An audio watermarking technology offers means to open digital communication channels within audio content. Given this technology, the question remains as to the nature of the data that is carried by the watermarks. As we recall, the typically limited data rate of such channel suggests that the transmitted data be the shortest possible. This leads towards rather rigid data structures that will be a direct function of the watermarks' purpose. Additionally, we recall that the choice of a (set of) Watermark Layer(s) will typically be driven by the application's expected environment.


Many concerns ranging from proof of ownership and copyrights to usage monitoring and royalty tracking call for Watermark Data that identifies the content that carries it. Such a watermark would typically be embedded within the content at the last stage of production, insuring that all further copies are marked with the same identification tag. Whether these tags are based on codes that are currently in use (IWRC, ISWC) or not, they should be registered and administrated appropriately in order to avoid risks of collusion and to identify clearly who the proper rights holders are.

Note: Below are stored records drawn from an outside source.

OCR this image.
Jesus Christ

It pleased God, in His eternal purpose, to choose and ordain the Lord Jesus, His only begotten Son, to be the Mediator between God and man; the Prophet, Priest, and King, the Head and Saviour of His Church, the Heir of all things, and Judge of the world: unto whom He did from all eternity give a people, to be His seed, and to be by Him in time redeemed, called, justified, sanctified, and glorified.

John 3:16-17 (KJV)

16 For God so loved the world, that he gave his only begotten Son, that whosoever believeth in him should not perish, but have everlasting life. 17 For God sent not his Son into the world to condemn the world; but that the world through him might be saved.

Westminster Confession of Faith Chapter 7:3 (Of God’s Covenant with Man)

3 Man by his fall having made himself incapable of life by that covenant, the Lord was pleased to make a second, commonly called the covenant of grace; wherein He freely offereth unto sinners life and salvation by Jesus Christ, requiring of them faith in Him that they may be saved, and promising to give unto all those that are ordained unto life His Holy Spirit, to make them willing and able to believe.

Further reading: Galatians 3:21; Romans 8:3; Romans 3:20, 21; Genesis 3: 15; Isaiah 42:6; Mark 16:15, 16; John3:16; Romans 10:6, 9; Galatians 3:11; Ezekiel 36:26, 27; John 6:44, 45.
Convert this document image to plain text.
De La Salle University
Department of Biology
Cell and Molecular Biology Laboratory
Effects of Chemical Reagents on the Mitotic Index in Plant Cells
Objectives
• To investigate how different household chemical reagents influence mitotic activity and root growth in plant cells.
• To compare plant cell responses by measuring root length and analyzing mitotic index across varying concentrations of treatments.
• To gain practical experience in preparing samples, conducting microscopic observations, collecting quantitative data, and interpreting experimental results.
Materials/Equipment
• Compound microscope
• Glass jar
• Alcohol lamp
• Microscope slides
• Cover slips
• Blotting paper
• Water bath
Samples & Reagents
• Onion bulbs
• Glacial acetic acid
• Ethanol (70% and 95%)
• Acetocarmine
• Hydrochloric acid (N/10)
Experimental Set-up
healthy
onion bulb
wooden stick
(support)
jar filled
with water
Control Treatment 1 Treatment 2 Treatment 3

Monitoring the usage of a song (either for royalty purposes or others) will also typically rely on the deployment of monitoring stations. These stations should be able to extract such content identification tags from all watermarked content, regardless of their sources. Therefore, the appropriate Watermark Layer(s) should not be private.


Audio watermarks can also serve to trace a specific chain of distribution. For instance, a content distributor may chose to serialize copies of the same content in order to identify the source (i.e. the distributor) and/or the recipient of a specific copy through a transaction identifier as Watermark Data. While such a watermark may not actively prevent the recipient from making pirated copies, it will serve as a great forensic tool that can trace all subsequent pirated copies back to the original recipient. Such transactional Watermark Data will serve as a piracy deterrent.

There is no incentive for all content distributors to agree on a unique structure for these watermarks. In fact, many distributors may wish to retain complete control over this watermarking stage, which will take place within their distribution scheme. Private Watermark Layers are especially well suited for this kind of application.


When the deterring power of a forensic tool is not sufficient, audio watermarking can also serve within more active security solutions. The idea is simply to use the watermarks' persistent data channel as a means to transmit usage rules to compliant components and devices. These compliant components may include players, recorders and any other tool that is designed to manage or manipulate audio content.

Usage Control Watermarks should be extracted by a potentially large number of compliant components. As a result, the Layers that carry them cannot be private. The embedding of such watermarks can take place at various stages within the chain of distribution. The appropriate time and circumstances for this embedding stage will be functions of the policies that are enforced within the embedded usage rules.


Finally, the three previous types of watermarks do not bind the extent of audio watermarking applications. Many other remain, ranging from consumer awareness and marketing to toy applications and ratings.


Audio watermarking is a persistent data channel within audio content. It should survive through various format changes and manipulations (either legitimate or not) of the audio material, as long as the content retains some commercial potential. Additionally, it should do so without introducing any perceivable audio artifacts.

Its naturally limited data rate suggests that this communication channel should be used in conjunction with carefully designed Watermark Data. This data is preferably small, as shorter watermarks will be repeated more frequently throughout the content.

The purpose of a watermarking stage will typically dictate the nature of this Watermark Data while the appropriate Watermark Layer will typically take into account the environment of the application and its associated threats.